RICHMOND, Va (WTVR) -- The gun-control debate is already underway inside Virginia's General Assembly, less than a week after this year's legislative session began. Some lawmakers are looking for more restrictions when it comes to buying firearms, while other lawmakers are not yet sold on the idea for tougher regulations.
During a press conference Tuesday morning, Delegate Patrick Hope (D - Arlington) presented a high-powered revolver he said he bought for $175 at a Virginia gun show this year. Hope said he was only asked to show his driver's license in order to buy the firearm.

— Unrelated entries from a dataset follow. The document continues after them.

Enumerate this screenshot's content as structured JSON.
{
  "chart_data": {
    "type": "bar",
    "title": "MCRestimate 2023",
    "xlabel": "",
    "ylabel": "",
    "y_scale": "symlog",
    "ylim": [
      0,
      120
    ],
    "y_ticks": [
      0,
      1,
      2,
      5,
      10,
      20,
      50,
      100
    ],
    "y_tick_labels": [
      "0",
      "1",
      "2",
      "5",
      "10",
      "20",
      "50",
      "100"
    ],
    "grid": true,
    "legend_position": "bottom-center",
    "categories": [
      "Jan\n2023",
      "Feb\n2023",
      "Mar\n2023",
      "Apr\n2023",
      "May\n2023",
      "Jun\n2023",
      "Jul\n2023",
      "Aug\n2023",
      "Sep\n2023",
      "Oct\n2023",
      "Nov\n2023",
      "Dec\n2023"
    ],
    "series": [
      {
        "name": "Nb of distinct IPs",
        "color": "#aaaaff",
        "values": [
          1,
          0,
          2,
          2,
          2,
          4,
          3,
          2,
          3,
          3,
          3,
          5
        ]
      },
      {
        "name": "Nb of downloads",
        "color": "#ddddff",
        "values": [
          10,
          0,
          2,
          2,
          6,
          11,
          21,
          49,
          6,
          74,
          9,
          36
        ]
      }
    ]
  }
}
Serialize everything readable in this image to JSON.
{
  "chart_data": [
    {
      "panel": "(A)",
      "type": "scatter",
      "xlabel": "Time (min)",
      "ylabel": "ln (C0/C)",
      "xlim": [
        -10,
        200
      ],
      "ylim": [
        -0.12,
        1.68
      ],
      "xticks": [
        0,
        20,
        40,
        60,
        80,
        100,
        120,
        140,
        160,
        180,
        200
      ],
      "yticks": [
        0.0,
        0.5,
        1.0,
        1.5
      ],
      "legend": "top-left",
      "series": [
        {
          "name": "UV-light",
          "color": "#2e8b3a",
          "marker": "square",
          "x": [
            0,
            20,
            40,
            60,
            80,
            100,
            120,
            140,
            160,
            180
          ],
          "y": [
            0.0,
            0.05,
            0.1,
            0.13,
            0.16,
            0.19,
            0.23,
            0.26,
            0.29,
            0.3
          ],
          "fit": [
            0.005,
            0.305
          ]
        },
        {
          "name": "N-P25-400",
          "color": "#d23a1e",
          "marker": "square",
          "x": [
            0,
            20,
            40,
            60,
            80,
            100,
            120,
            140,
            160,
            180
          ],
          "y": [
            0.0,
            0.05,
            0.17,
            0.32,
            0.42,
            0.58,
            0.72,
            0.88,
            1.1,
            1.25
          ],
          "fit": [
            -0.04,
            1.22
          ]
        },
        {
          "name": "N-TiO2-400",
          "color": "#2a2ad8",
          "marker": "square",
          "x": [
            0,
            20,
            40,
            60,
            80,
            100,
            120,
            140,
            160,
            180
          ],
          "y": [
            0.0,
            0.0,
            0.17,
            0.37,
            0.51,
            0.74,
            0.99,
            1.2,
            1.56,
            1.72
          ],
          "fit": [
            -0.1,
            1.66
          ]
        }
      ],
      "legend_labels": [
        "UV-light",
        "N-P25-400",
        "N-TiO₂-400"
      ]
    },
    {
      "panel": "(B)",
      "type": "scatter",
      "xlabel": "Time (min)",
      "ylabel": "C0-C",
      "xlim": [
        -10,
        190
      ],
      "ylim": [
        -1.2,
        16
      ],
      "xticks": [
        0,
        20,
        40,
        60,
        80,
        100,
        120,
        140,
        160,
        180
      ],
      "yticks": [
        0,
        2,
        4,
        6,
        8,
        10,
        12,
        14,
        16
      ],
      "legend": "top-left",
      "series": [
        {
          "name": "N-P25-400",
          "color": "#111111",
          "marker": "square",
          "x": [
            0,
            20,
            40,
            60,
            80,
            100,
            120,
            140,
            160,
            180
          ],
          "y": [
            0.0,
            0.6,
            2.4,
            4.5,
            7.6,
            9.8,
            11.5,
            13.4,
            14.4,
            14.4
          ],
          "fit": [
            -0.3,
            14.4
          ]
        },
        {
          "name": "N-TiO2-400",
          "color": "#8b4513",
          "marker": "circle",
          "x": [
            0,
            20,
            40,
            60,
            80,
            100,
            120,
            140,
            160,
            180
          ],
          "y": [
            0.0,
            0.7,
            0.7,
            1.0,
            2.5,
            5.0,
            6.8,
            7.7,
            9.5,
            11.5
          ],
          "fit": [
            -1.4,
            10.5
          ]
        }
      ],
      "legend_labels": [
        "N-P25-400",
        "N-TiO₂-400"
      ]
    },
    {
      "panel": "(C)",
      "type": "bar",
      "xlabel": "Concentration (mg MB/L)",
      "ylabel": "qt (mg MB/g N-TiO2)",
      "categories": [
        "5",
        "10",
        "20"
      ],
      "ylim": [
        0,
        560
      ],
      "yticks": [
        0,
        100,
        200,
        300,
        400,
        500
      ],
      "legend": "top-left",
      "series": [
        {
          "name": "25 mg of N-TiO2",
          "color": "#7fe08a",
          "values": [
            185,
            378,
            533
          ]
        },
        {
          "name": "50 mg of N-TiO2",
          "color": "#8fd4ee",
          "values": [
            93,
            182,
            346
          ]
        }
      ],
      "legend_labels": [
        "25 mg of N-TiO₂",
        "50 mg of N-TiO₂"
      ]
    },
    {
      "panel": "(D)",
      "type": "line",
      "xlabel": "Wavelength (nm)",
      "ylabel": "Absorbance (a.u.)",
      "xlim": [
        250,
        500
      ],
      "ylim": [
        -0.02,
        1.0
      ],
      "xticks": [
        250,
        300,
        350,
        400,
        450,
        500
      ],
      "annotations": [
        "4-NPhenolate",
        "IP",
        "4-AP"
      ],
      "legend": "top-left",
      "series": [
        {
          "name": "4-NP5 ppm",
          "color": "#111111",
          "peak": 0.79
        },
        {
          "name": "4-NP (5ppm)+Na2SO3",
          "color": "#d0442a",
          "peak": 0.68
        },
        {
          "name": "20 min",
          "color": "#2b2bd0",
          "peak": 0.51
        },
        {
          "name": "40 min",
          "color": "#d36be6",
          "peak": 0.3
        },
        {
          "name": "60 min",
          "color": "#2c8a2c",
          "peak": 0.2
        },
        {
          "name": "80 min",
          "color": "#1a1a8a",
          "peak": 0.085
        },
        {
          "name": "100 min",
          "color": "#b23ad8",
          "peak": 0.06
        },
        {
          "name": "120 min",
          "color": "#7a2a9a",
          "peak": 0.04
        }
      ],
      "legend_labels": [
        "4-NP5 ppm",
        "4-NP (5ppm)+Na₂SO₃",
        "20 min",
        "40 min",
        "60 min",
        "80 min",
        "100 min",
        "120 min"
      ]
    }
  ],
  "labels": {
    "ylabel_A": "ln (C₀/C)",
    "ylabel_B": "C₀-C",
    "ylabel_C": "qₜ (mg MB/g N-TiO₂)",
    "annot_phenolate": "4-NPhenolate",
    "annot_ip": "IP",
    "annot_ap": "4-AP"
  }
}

Hope along with Senator Adam Ebbin (D - Alexandria) are working to close the so-called gun show loophole. The two Democrats have introduced legislation that would require background checks for every gun purchased at a gun show. Hope said 40 percent of gun sales are conducted by private dealers that are not required to conduct background checks. [Track the bills here HB2025 and SB1232]
The lawmakers contend they are not trying to take guns away from hunters, but are looking to limit the accessibility of guns to criminals.
Another bill discussed Tuesday centered around a person's mental health status, regarding a mental health loophole. [Track the bills here SB 1109, HB 2221] Hope and Ebbin believe in the wake of recent tragedies many Virginians are looking for better gun control.
"Delegate Hope and I went to the gun-show where I bought this 30-round magazine for just $20, and this was as easy to buy as buying a candy bar and that is wrong," Senator Ebbin exclaimed. "This was similar to the magazine that was used to kill 26 innocent people in Newtown, Connecticut and it can't be like buying candy anymore."
However Delegate Ben Cline (R - Amherst) -- who successfully passed a bill last year that stops a person applying for a concealed handgun permit to be forced to submit fingerprints with the initial application - said before anything happens, there must be more discussion surrounding the proposed gun laws.
"We have had debates on gun-show loopholes as the proponents of those legislative initiatives call them," Del. Cline said. "We will probably have those debates again, but we also need to have the debates on school safety and what we can do to keep our kids safe."
Hope and Ebbin said they want a universal background check system implemented. As part of the proposed penalties, a dealer who does not conduct a background check could face a $2,500 fine and a year behind bars for each offense.